The mission of the United States Naval Academy in Annapolis, Maryland is "to develop midshipmen morally, mentally and physically and to imbue them with the highest ideals of duty, honor and loyalty in order to graduate leaders who are dedicated to a career of naval service and have potential for future development in mind and character to assume the highest responsibilities of command, citizenship and government." This is a tall order, but one that they have been successfully fulfilling for over 150 years.
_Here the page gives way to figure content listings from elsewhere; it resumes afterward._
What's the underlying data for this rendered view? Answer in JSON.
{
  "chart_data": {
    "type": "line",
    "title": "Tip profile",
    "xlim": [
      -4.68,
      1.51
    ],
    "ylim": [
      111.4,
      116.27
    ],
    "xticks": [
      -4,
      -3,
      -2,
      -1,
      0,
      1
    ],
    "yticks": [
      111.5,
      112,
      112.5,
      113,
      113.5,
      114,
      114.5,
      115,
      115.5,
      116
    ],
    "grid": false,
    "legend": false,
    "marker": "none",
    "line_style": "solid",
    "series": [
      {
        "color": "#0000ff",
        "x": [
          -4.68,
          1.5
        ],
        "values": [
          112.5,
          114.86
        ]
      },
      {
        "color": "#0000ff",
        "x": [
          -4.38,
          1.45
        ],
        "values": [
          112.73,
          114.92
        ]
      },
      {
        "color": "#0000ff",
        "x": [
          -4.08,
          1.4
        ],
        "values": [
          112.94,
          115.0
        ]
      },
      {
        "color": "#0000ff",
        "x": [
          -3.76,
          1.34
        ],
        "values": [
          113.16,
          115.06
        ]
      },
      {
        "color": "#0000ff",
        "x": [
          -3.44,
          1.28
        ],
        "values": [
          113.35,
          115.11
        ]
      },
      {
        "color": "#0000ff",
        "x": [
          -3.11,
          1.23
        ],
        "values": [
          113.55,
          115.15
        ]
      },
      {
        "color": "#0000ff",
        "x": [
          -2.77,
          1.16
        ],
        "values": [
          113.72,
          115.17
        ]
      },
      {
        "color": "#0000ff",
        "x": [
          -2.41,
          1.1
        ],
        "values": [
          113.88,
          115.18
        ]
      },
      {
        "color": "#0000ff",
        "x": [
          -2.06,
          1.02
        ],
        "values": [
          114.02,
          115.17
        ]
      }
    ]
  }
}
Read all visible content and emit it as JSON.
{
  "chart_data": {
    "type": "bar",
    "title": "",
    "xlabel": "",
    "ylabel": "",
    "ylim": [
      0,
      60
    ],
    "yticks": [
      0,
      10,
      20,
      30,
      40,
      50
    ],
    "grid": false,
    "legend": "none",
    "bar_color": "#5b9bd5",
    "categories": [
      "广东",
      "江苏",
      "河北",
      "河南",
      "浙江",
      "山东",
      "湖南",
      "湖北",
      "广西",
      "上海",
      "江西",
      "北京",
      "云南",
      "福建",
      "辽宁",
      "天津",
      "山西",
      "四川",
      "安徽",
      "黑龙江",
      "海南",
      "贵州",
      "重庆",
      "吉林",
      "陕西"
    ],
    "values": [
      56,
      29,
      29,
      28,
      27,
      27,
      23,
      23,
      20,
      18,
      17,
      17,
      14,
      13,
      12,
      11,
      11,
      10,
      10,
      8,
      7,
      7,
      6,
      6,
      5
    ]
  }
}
The Naval Academy was founded in 1845 by the Secretary of the Navy, George Bancroft, in what is now historic Annapolis, Maryland, on the banks of the Severn River and on the shores of the Chesapeake Bay. The history of the Academy has often paralleled the history of the United States itself. As the U.S. Navy has moved from a fleet of sail and steam-powered ships to a high tech fleet of nuclear-powered submarines and surface ships capable of supporting supersonic aircraft, the Academy has changed as well. In 1850, the Naval School became the United States Naval Academy. A new curriculum went into effect requiring midshipmen to study at the Academy for four years and to train aboard ships each summer. Congress authorized the Naval Academy to begin awarding a Bachelor of Science degree in 1933. The Naval Academy first accepted women as midshipmen in 1976, when Congress authorized the admission of women to all of the service academies. Women make up about 13 to 14 percent of entering plebes and they pursue the same academic and professional training as do their male classmates.
Admissions to the Academy are not open to all; the school selects from among qualified applicants. United States Naval Academy attracts many applicants each year, and can only accept about 14% of them (as of 2007-2008). Three quarters of students in 2007-2008 had SAT verbal scores of at least 560. Half of math SAT scores of accepted students fell between 600 and 700.